Kurşun sesi, ambulans sireni, yayın yasağı…

Saatin onda birinde…

Dr. Erdem’in yazısı akıyor:

“…Kolu kopmuş 15 yaşında bir kızdan kime ne? Kaç kuş mu ölmüş? Otopsi için patlamada parçalanmış çocukları, morgda elimizde iğne iplikle birleştirirken ne hissedersiniz kimse bilmez… Televizyonda sadece ölü yaralı sayısı duyarsınız ki, o da yalan dolandır. En çok size anlattığım detaylara bakın. Asıl bomba o detaylarda saklı.”

“Türkiye ne zaman ilerleyecek olsa… Böyle menfur bir saldırı!!!”

Yanlış!

Türkiye’de ne zaman başkanlık daha gür konuşulsa… Karşısına, sert bir muhalefet çıksa… “21 madde saltanattır! Ülke, 1876 yılında ilan edilen I. Meşrutiyet’ten bile daha geriye gider. Tek adam, faşizm, padişahlık… Başkanlık; Türkiye’yi sadece demokrasi ve parlamenter sistemden uzaklaştırmak değil, 140 yıl geriye itmektir…”

Doğru!

Hesap kitap işi! Diyarbakır’daki HDP mitingi saldırısından bu yana kısa bir özetle… Suruç, Ankara, Taksim, Antep, Bursa, Van, Elazığ içinde… Ülkede yaşanan 24 büyük patlamada; artık elle çetelesi tutulamayan, toplamak için hesap makinesine ihtiyaç duyulan 400’ün üzerinde kişi. Binlerce ağır yaralı!

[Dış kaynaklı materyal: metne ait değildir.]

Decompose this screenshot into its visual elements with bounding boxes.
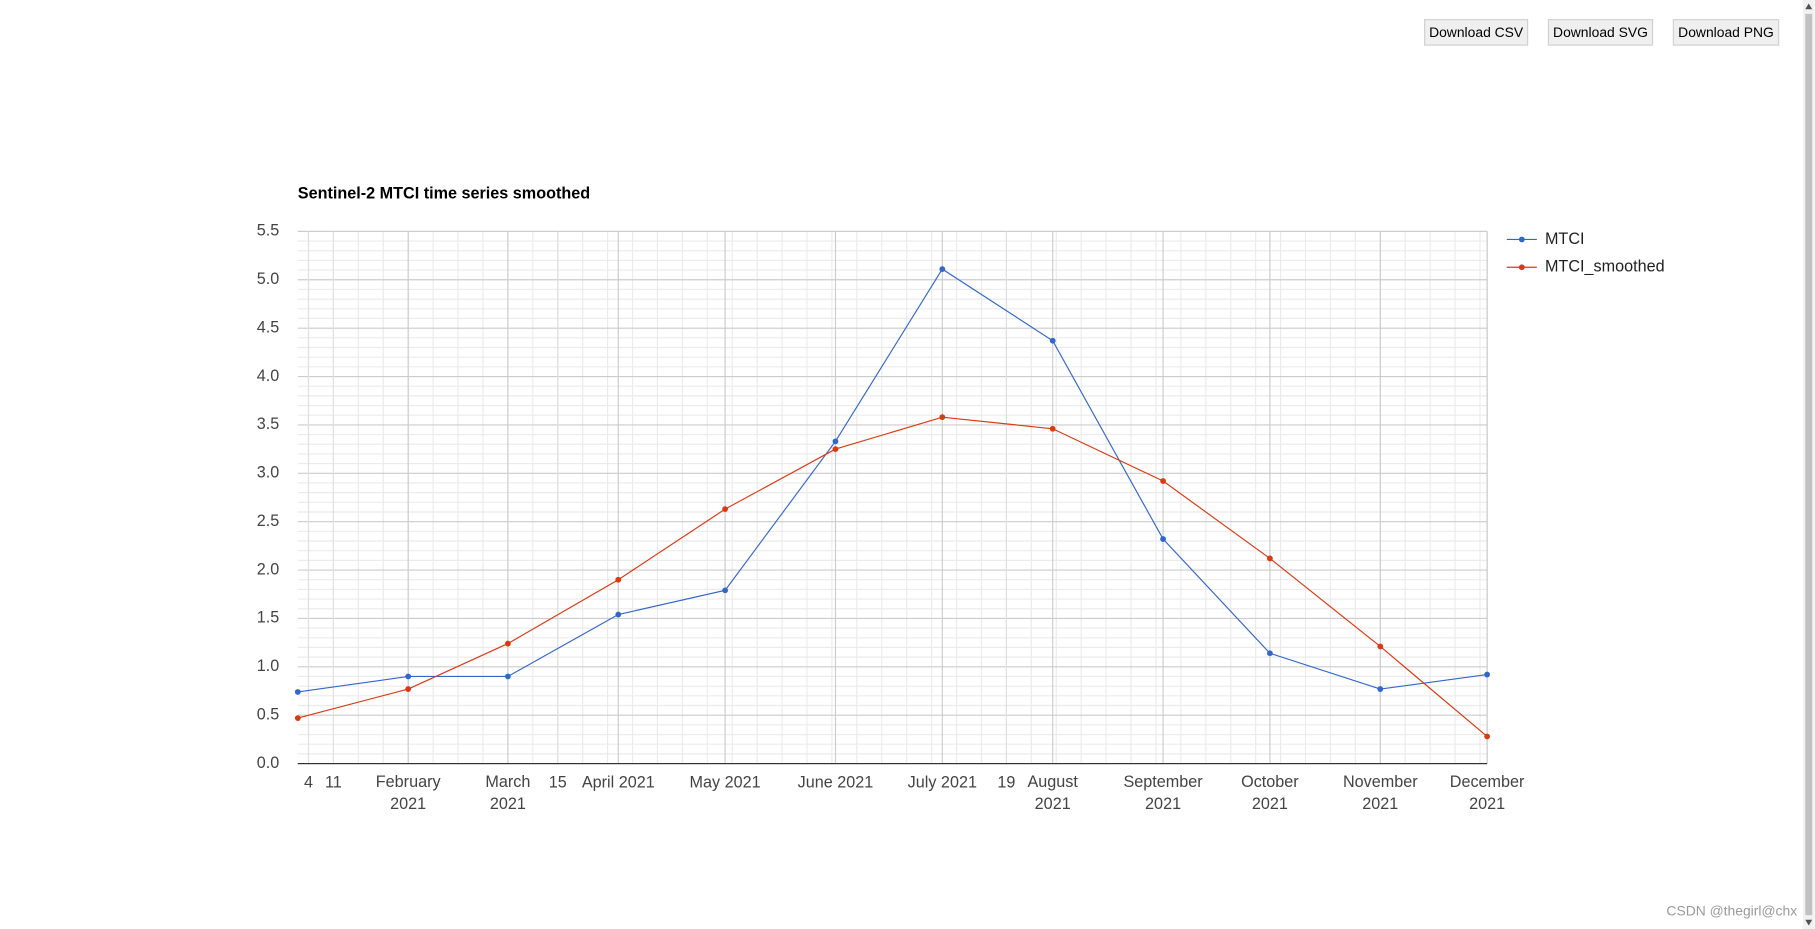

Son olarak İstanbul’da… 38 kişi…

Vatan haini… İhanet dedikleri. Yandaş aynaya baksa, kendi gazetesini açsa görecek:

“Başkanlık şart!”

İnönü Stadyumu değil Vodafone Arena.

İki görüntü…

Biri; ağaçlı yolun üzerinde, protokol önünde dizi dizi ambulanslar.

“…Kollar bacaklar kopar, gözler kör olur, işitme kayıpları, devamlı veya geçici hafıza kayıpları ve travmalar da olur. 1 TNT gücündeki patlamada bile, 350-400 metrekare çevresindeki bütün kuşlar ciğerleri patlayarak ölür…”

Diğer görüntü; bayrak asılan numaralanın tavanı… Beyaz çatıda kan izi; çıkmışlar, insan parçası topluyorlar.

Çocukluğumuzu, çocuklarımızı, hayatımızın baharını, bayrağımızın beyazını çaldınız. Kışın en dibinde bir gün, ambulanslar tıklım tıklım dolu.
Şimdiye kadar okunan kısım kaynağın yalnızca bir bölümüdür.